Changing such behavior is particularly difficult. Public education is only partially successful in persuading people not to smoke or drive while drunk. It's not likely people can be talked into wearing condoms any more easily than wearing seat belts. And those at highest risk for AIDS --homosexuals, bisexuals and intravenous drug users--are accustomed to ignoring social norms and social pressures.
But persuasion and counseling stand a better chance of working if blood testing isn't compulsory, health officials assume. They are also concerned lest compulsory testing scare people away from other kinds of services they need, such as prenatal clinics, family planning centers and drug treatment facilities.
Very few infected individuals would be screened out if HIV testing were made compulsory before marriage, according to public health officials. Most people in high-risk groups don't get married. Most AIDS babies are born to unmarried, IV drug users who live in poor, minority communities and usually don't seek prenatal care until it is too late to have an abortion. (Abortion is the only option that can be offered to a pregnant, infected woman except giving birth to a baby at great risk for AIDS.)
Public health officials, gay rights groups and civil rights advocates all have cheered the recommendations of the CDC conference that testing be encouraged but not required.
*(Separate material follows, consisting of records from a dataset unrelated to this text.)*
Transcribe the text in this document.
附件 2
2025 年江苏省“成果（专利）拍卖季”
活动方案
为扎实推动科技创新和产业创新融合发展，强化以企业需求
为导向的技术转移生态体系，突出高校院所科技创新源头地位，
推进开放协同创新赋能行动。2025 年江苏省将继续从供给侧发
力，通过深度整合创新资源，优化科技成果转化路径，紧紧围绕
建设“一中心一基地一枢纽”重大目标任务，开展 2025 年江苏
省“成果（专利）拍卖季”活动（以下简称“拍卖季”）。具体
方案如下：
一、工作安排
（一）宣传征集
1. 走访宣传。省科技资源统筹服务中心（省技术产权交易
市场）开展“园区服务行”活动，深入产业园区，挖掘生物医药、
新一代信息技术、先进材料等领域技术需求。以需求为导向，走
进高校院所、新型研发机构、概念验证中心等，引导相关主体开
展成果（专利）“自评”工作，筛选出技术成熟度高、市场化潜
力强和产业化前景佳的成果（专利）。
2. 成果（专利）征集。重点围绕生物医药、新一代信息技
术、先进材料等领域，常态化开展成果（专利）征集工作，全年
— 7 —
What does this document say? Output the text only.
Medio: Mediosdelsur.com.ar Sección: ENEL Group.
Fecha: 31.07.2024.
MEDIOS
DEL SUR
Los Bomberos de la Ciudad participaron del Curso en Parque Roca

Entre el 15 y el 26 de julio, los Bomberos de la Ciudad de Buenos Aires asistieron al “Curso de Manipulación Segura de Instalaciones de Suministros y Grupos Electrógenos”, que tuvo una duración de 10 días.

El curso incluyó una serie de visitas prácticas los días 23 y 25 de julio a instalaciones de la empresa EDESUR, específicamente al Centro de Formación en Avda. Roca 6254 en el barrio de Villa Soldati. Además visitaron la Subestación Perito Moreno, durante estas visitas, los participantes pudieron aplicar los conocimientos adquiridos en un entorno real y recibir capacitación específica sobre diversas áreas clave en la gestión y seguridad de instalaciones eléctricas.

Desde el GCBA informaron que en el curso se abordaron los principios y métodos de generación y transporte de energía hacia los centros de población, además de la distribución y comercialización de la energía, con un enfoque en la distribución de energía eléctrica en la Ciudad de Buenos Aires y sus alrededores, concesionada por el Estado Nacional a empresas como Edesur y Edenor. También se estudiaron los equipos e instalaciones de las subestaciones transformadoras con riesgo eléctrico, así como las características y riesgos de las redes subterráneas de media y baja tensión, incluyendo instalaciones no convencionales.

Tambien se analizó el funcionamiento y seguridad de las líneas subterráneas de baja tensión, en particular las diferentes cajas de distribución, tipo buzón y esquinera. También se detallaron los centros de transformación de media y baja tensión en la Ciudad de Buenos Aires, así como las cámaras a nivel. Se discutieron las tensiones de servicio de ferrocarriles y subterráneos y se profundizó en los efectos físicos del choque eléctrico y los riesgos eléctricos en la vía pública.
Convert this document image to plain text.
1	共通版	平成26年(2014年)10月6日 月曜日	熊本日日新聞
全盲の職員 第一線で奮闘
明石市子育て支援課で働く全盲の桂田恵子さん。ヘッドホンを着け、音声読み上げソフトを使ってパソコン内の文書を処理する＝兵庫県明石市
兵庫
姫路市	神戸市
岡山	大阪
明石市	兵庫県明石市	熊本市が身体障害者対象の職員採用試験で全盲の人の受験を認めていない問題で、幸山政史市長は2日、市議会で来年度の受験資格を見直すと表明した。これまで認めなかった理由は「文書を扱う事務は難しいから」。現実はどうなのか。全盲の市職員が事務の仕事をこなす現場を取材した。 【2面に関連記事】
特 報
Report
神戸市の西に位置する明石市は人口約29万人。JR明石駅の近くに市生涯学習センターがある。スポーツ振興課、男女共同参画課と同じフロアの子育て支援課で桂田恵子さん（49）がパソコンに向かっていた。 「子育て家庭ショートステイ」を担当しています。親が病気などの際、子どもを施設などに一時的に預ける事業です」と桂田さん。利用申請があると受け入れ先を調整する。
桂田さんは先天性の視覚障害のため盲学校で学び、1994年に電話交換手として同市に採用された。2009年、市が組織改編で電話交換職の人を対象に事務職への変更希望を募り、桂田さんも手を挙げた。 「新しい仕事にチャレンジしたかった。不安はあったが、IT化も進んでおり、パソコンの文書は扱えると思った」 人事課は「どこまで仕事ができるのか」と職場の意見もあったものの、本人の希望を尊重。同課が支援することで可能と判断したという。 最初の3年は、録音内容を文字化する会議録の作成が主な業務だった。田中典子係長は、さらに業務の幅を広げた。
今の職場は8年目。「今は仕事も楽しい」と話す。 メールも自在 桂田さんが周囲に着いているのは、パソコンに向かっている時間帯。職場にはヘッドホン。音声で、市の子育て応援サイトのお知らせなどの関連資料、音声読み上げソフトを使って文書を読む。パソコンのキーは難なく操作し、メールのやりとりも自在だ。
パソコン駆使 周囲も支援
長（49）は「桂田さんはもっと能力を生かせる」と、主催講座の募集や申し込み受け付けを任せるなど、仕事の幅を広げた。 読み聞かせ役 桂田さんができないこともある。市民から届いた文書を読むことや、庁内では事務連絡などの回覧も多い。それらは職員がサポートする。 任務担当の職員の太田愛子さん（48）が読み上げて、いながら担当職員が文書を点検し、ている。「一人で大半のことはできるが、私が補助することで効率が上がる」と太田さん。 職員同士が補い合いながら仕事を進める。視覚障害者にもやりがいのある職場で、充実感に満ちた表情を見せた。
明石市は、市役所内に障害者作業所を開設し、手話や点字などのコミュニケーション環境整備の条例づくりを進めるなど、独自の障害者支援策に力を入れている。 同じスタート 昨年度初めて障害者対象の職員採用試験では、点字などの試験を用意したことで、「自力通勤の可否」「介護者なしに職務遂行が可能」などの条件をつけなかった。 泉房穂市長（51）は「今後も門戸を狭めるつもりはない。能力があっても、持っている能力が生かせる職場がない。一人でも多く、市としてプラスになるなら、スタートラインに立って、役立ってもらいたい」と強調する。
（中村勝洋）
The conference also urged that more legislation to protect the confidentiality of test results be passed and more public money for education and counseling be appropriated.
All of this will help. But a major message of the conference went unsaid. It is this: We must all protect ourselves from becoming infected with AIDS. Public health measures are inadequate. Many public health officials are more concerned about protecting the civil rights of victims than safeguarding the health of those not yet infected. Every effort will be made to keep confidential the identity of those who are infected and able to spread the disease.
Many individuals who test positive for the AIDS virus and have been carefully counseled about how to avoid infecting others don't change their behavior (although a substantial proportion say they have). Many others who have reason to suspect they are infectious refuse to be tested because they don't want to change. Hundreds of thousands more don't know that they are infected and no screening programs will pick them out. No one knows how many of these people are still having unsafe sex or sharing IV drug needles.
The burden of protecting ourselves is clearly ours.